Sie ist eine Frau, in welcher Gefahr könnte sie sich schon befinden?
"Keine Sorge, junge Dame, alles wird gut!"
Lu Daoren kicherte und sagte lächelnd: „Da wir nun schon mal hier sind, sollten wir das Beste daraus machen. Wäre die junge Dame bereit, uns herumzuführen?“
„Ich werde nicht Jungfrau genannt, ich werde Pfingstrose genannt!“
Das Mädchen rümpfte unbewusst die Nase, offenbar nicht ganz an die Art gewöhnt, wie der Mann sie ansprach, und antwortete ernst.
Nach einer kurzen Pause fuhr das Mädchen fort: „Du solltest besser schnell von hier verschwinden, sonst bist du tot, wenn deine Tante es herausfindet.“
„Könnte es sein, dass Miss Peonys Tante eine Serienmörderin ist? Warum sonst sollte sie uns umbringen wollen, sobald sie uns sieht?“
Der Gelehrte Zhu Xiaolian war zwar verwirrt, stellte aber eine Frage.

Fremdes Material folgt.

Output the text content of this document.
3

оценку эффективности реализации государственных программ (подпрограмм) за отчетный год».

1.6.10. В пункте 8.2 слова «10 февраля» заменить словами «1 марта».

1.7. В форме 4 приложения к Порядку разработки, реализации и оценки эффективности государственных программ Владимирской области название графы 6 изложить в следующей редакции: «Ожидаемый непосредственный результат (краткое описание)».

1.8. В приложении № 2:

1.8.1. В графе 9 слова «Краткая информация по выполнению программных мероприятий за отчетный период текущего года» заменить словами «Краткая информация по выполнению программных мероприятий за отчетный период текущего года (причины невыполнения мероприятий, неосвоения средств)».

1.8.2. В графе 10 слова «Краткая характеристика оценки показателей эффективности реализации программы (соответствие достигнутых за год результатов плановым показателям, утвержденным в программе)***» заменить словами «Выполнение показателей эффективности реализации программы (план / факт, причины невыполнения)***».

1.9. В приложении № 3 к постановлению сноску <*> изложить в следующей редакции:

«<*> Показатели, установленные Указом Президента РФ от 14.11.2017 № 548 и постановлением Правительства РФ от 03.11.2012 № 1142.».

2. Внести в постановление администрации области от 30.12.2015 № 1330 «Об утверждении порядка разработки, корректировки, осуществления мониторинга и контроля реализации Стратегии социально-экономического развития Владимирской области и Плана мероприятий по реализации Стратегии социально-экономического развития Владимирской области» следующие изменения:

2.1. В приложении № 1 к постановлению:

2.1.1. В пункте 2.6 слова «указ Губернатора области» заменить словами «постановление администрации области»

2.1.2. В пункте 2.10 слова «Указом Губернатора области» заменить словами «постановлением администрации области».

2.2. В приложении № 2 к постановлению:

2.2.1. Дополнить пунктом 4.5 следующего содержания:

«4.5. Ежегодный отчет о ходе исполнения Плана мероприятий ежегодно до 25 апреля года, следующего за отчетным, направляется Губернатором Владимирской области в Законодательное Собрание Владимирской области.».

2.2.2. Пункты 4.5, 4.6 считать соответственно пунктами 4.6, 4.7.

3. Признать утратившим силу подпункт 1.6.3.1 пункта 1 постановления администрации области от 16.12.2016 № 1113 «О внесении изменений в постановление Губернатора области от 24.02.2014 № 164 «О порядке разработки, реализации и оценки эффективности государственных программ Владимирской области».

„Die Dinge in dieser Welt sind seltsam und unberechenbar, manchmal jenseits aller Erwartungen. Ich habe einmal gehört, dass eine Frau, die Liebeskummer hatte, untreue Männer gerne als Dünger benutzte. Vielleicht ist die sogenannte Tante ja genauso.“
Lu Daoren sagte ruhig.
"Ähm... was ist Dünger?"
Der Gelehrte fragte etwas verlegen.
Er hatte schon einige Bücher gelesen, aber das Wort „chemischer Dünger“ hatte er noch nie gehört.
Ich weiß nicht, wozu Dünger verwendet wird.
"..."
Lu Daoren war sprachlos.
Ein kurzer Blick mit seinem göttlichen Sinn verriet ihm, dass auch das Mädchen Peony neben ihm neugierig aussah; ihr zartes Gesicht verriet Wissensdurst und ließ deutlich erkennen, dass sie noch nie zuvor von dem Begriff „Dünger“ gehört hatte.